Thinking About Heirlooms–52 Ancestors # 8

As my mother aged and started thinking about retiring and downsizing and all that, she began to make lists of the family items she and my father had been given over the years from their families.  Some things had come with a death, others had been brought out by the older generation when they visited or when we visited them.  While I don’t really know anything about how these people made decisions about passing on treasures, I do have some idea about my mother’s process.  I do know that for the generation above my parents, there was little choice: my father was an only child in a family with several “maiden aunt” types and my mother had a single brother.  For our family there were 5 children to be considered.

One of the things that was always true of my mother, and verbalized by her, was that she wanted to treat the 5 of us both as individuals and not all alike but also equally.  So, for example, some permissions came to each of us at the age my parents (or mother) had decided was most appropriate.  Allowances, when we got bigger allowances, what we needed to do with that money, chores, were all laid out.  You knew when you would be expected to start being responsible for setting the table or or for clearing it, or helping shovel snow.  To the extent she could, the chores and the allowances, were pretty gender-blind among the two girls and three boys.  And if there were differences a lot of effort and thought went into making the requirements (frequency, amount of time required) as equivalent as possible while increasing responsibility with age.
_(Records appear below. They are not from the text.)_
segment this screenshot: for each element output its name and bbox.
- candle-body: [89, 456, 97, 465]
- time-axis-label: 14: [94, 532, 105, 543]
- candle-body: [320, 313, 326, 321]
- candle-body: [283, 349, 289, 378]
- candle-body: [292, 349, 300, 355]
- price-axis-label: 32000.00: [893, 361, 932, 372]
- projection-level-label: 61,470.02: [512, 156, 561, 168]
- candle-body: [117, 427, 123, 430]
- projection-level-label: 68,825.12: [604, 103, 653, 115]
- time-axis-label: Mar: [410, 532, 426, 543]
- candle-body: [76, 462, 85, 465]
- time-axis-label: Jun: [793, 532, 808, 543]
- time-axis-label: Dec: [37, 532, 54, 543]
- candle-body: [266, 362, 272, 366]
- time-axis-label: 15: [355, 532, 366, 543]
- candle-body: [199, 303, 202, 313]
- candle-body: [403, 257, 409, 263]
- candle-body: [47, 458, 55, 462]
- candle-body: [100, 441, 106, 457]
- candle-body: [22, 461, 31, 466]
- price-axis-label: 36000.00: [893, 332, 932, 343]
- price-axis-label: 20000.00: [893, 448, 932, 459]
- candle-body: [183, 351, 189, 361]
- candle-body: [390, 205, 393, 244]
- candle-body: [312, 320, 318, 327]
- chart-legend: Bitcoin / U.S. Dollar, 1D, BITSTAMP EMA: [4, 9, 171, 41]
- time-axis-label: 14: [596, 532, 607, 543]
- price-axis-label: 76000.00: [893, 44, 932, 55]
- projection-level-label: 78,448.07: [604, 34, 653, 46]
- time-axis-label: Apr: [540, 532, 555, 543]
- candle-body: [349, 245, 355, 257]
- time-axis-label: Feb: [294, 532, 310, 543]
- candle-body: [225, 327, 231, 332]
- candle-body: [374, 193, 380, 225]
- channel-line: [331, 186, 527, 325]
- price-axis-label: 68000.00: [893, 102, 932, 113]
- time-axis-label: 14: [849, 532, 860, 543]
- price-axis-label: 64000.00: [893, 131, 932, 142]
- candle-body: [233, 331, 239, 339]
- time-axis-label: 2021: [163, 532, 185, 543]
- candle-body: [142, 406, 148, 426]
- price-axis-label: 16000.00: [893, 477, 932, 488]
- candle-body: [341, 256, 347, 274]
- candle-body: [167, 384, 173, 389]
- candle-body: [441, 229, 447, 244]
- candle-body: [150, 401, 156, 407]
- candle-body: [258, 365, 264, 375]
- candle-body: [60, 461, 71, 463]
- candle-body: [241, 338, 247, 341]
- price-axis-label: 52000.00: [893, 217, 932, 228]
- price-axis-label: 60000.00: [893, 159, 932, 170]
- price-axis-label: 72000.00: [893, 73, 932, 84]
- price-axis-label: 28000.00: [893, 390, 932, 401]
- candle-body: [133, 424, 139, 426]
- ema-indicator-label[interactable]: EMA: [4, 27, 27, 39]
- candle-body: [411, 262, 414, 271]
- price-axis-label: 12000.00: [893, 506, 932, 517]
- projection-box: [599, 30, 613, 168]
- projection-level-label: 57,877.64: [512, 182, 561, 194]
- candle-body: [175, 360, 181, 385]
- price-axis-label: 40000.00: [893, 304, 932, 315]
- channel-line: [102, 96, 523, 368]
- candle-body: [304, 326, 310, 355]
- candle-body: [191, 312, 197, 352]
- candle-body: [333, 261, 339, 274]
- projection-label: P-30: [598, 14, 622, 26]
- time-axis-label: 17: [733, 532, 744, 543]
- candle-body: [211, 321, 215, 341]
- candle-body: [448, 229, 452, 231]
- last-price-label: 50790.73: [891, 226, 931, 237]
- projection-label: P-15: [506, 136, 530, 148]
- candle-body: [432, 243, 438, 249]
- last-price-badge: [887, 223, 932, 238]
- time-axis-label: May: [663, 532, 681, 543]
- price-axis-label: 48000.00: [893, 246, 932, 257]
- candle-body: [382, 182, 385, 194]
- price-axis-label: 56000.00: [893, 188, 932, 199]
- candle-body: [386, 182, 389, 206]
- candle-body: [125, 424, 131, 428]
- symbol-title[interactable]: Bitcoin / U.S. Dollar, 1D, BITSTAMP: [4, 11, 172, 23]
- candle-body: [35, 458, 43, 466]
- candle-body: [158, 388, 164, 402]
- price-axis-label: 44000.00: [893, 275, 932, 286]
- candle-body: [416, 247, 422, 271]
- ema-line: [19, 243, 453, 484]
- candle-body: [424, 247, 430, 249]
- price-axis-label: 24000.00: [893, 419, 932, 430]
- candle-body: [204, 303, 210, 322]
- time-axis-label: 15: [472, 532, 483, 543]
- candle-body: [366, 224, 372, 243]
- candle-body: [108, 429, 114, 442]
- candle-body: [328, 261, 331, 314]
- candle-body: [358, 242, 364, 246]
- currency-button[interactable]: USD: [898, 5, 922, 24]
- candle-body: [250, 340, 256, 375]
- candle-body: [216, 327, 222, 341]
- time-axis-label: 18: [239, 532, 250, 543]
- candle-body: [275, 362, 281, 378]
This goal of treating us all equally was also noticeable in my mother’s thinking about dividing up the family heirlooms.  She made lists.  She thought about who should be given something and why.  She tried to spread out the various items in terms of kind (silver tableware, trays, pictures, etc.) and based on who they had belonged to originally.  She may have asked, occasionally, about whether you wanted this thing or that, but her position was that it was her responsibility to pass them on and she didn’t want to start any family arguments when she was gone, if she could help it.

Now this may make it sound as if there was a huge treasure trove of valuable family heirlooms in her possession.  Not so.  Also, she started passing items on long before she downsized, so it is difficult in the present to say when something came to me or what she said about it when she gave it to me.  I wish I had been more foresighted about keeping track.  Many of the most-appreciated-by-me items are pictures and albums, and letters/diaries.

However, one of the oldest tangible items she passed to me (and I don’t know why I got it as opposed to any of my siblings) is a very old vellum wallet or pocket book.  The best thing about this is that it came with an old piece of paper, that gives the provenance for the wallet.  We had it framed in a shadow-box with protective glass, and it hangs on my family wall in the dining room.

I know I’ve had it for more than 25 years at this point because in the fall of 1991 I took it to a conservator at Northeast Document Conservation Center to have it looked at.  The conservator did not take it out of the sealed shadow-box but by close looking was able to tell me several interesting things about it.  The provenance said it was a pocket book originally belonging to Stephen Hussey (c 1630-1718, my 8g grandfather) and passed down to various grandsons and ending up with Theodore Justice in about 1836.  What Theodore (my 2 g-grand uncle) did with it on his death is undocumented so far.  However it likely stayed with his mother until her death and then with one of her grandchildren who passed it along to my father eventually.